Me, Fred and Ron visited the Hanalei National Wildlife Refuge. It is found in the beautiful Hanalei Valley. The refuge was created to protect five endangered water birds that rely on the Hanalei Valley for nesting and feeding habitat: the koloa (Hawaiian duck), the ‘alae ke‘oke‘o (Hawaiian coot), the ‘alae‘ula (Hawaiian moorhen), the ae‘o (Hawaiian stilt), and the nēnē (Hawaiian goose).

I have seen nēnē in the UK. The Wildfowl and Wetland Trusts have a captive breeding programme which include nēnē and they have reintroduced some of these back to the Hawaiian Islands. They are very friendly geese. The nēnē is the Hawaiian state bird.

Nene (Hawaiian Geese) in a UK sanctuary

Ron did a book signing at Kiluaea.They sell Ron's book called WINTER IS FOR WHALES at the refuge gift shop because it talks story about all kinds of things that change through the seasons. Things like how nēnē nest in winter! Fred and I took the opportunity to talk to some of the visitors and tourists. They were happy to find out about Fred's stories and they were surprised to find out that I was visiting from the England.

The refuge is a flatish river valley above sea level and surrounded by steep, wooded hillsides, up to 1,000 feet high. The water from the Hanalei River is diverted into an east and west supply ditch. where it then flows northwest and provides water for huge fields 140 acres of taro.

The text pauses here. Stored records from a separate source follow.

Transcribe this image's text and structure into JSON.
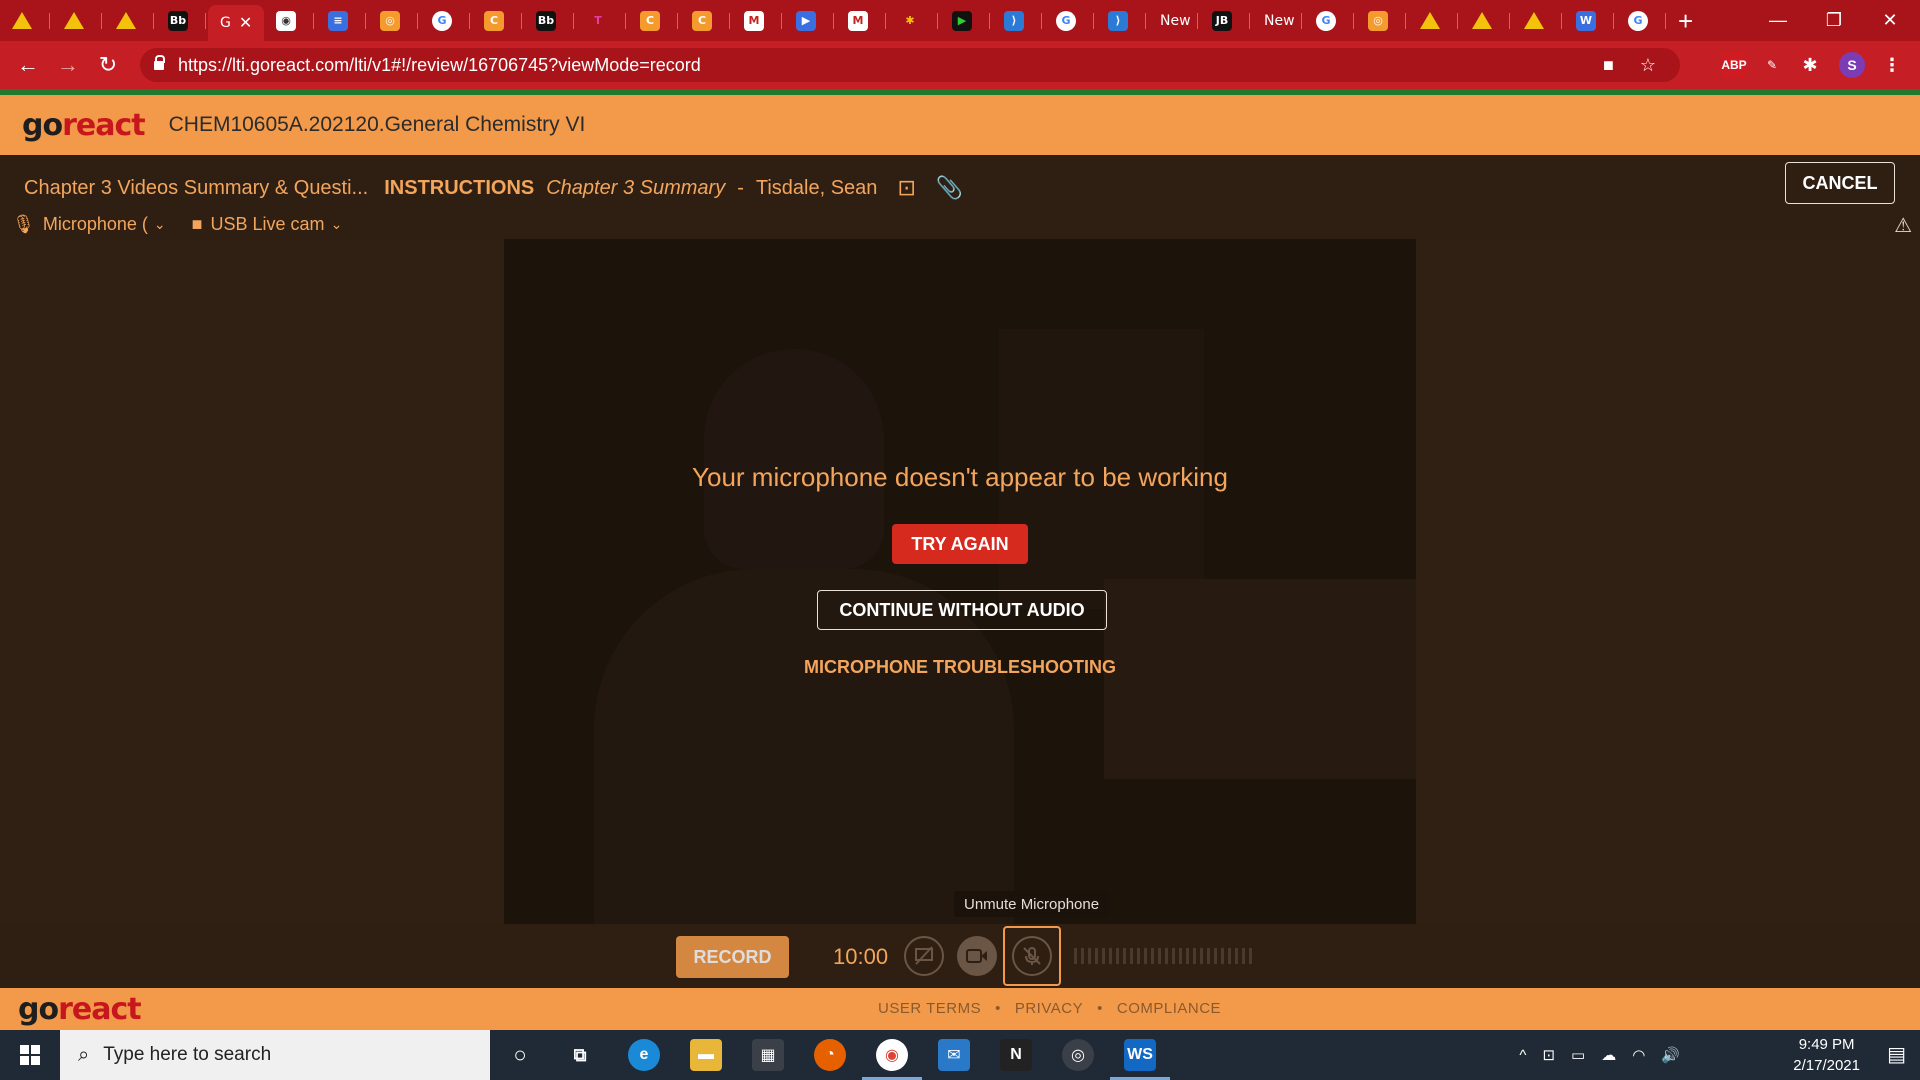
{
  "browser": {
    "active_tab_label": "G",
    "tab_text_labels": [
      "New",
      "New"
    ],
    "url": "https://lti.goreact.com/lti/v1#!/review/16706745?viewMode=record",
    "extension_abp": "ABP",
    "profile_initial": "S"
  },
  "header": {
    "logo_go": "go",
    "logo_react": "react",
    "course": "CHEM10605A.202120.General Chemistry VI"
  },
  "assignment": {
    "title": "Chapter 3 Videos Summary & Questi...",
    "instructions_label": "INSTRUCTIONS",
    "activity": "Chapter 3 Summary",
    "separator": "-",
    "student": "Tisdale, Sean",
    "cancel_label": "CANCEL"
  },
  "devices": {
    "microphone": "Microphone (",
    "camera": "USB Live cam"
  },
  "overlay": {
    "message": "Your microphone doesn't appear to be working",
    "try_again": "TRY AGAIN",
    "continue": "CONTINUE WITHOUT AUDIO",
    "troubleshooting": "MICROPHONE TROUBLESHOOTING",
    "tooltip": "Unmute Microphone"
  },
  "recorder": {
    "record_label": "RECORD",
    "time": "10:00"
  },
  "footer": {
    "links": [
      "USER TERMS",
      "PRIVACY",
      "COMPLIANCE"
    ],
    "sep": "•"
  },
  "taskbar": {
    "search_placeholder": "Type here to search",
    "time": "9:49 PM",
    "date": "2/17/2021"
  },
  "colors": {
    "accent": "#f29a4a",
    "brand_red": "#c7161d",
    "try_again": "#d62a1f",
    "browser_red": "#c51f25"
  }
}
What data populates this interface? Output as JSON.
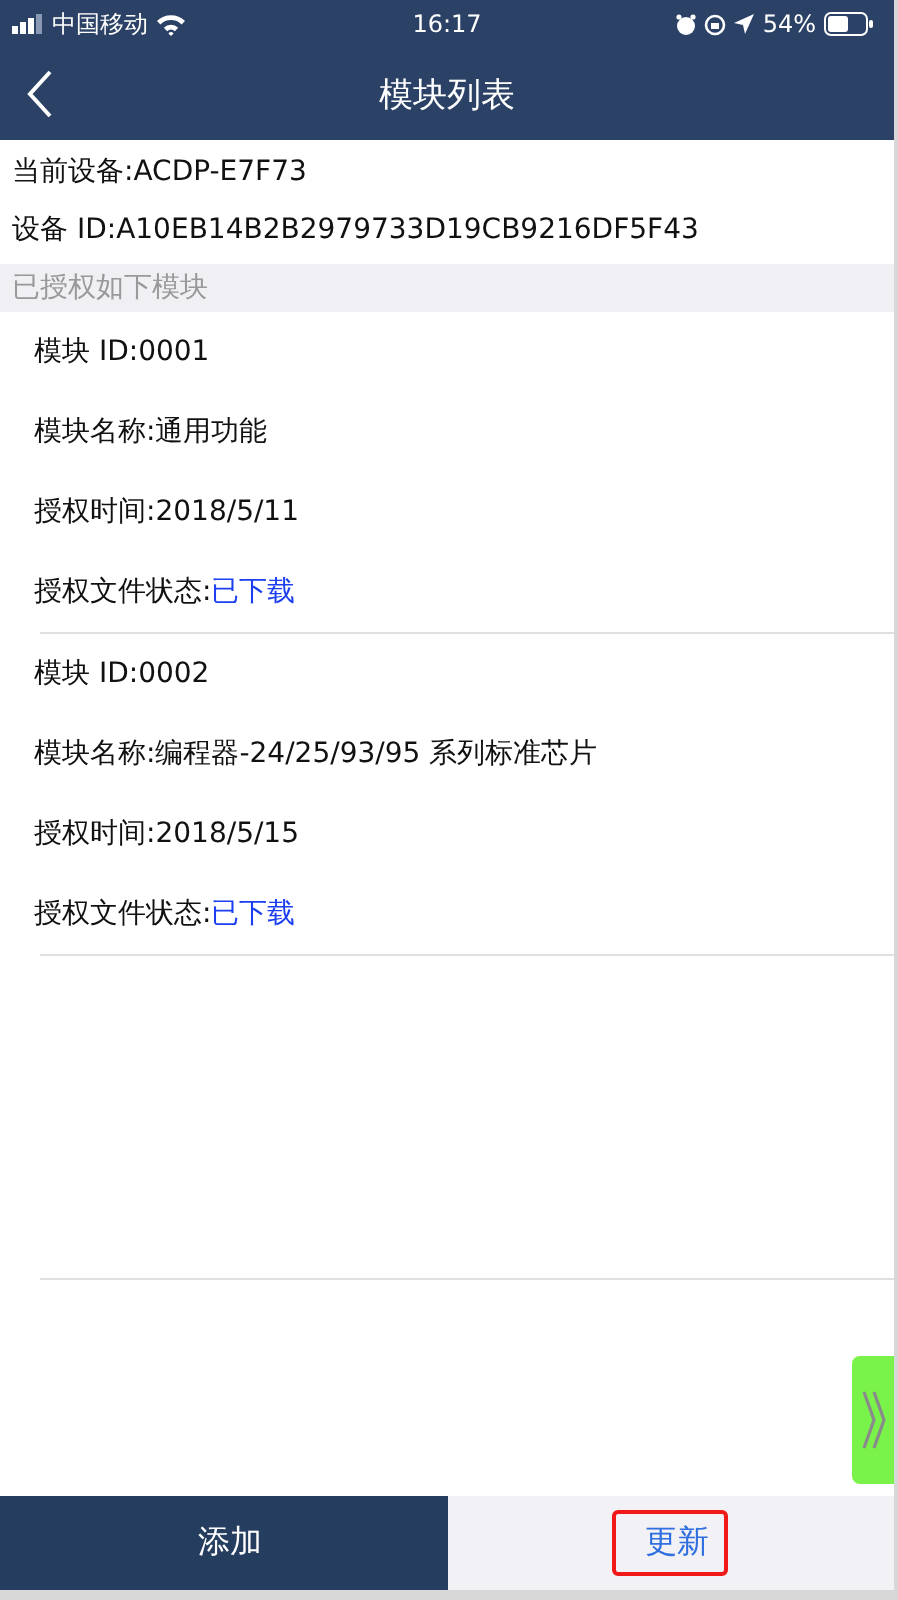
{
  "status_bar": {
    "carrier": "中国移动",
    "time": "16:17",
    "battery": "54%"
  },
  "nav": {
    "title": "模块列表"
  },
  "device": {
    "current": "当前设备:ACDP-E7F73",
    "id": "设备 ID:A10EB14B2B2979733D19CB9216DF5F43"
  },
  "section_header": "已授权如下模块",
  "modules": [
    {
      "id": "模块 ID:0001",
      "name": "模块名称:通用功能",
      "time": "授权时间:2018/5/11",
      "status_label": "授权文件状态:",
      "status": "已下载"
    },
    {
      "id": "模块 ID:0002",
      "name": "模块名称:编程器-24/25/93/95 系列标准芯片",
      "time": "授权时间:2018/5/15",
      "status_label": "授权文件状态:",
      "status": "已下载"
    }
  ],
  "bottom_buttons": [
    {
      "label": "添加",
      "kind": "primary",
      "highlighted": false
    },
    {
      "label": "更新",
      "kind": "secondary",
      "highlighted": true
    }
  ]
}
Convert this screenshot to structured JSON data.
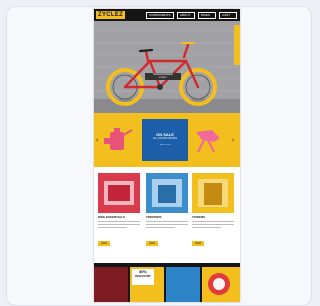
{
  "site": {
    "logo": "ZYCLEZ",
    "nav": [
      "COMPONENTS",
      "ABOUT",
      "BIKES",
      "CART"
    ]
  },
  "hero": {
    "caption": "SINGLESPEED",
    "subcaption": "STREET"
  },
  "promo": {
    "title": "ON SALE",
    "subtitle": "ALL COLOR CHAINS",
    "link": "SHOP NOW",
    "prev": "‹",
    "next": "›"
  },
  "cards": [
    {
      "title": "BIKE ESSENTIALS",
      "button": "VIEW"
    },
    {
      "title": "TWISTERS",
      "button": "VIEW"
    },
    {
      "title": "TOWERS",
      "button": "VIEW"
    }
  ],
  "footer": {
    "sale_pct": "30%",
    "sale_label": "DISCOUNT"
  },
  "colors": {
    "accent_yellow": "#f3bf1f",
    "promo_blue": "#1c5fa8",
    "dark": "#141414",
    "pink": "#e8537a"
  },
  "icons": [
    "bike-illustration",
    "pink-bike-part-icon",
    "prev-arrow-icon",
    "next-arrow-icon"
  ]
}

I was sitting by the edge of a taro field when Fred went over to see some birds. Fred sat down and a nēnē came right up to him to talk.

(c) Ron Hirshi: Project Soar. Fred with a friendly nene

The nene was a bit wary of me, as there are no bears on the Hawaiian Islands. afraid of Ed, not Fred. Nene like the little white berries of Naupaka plant, berries that are abundant in winter all around the edges of the island. Snorklers use the leaves of this plant to wipe on the inside of the mask, making it stay non-foggy. Very use plant.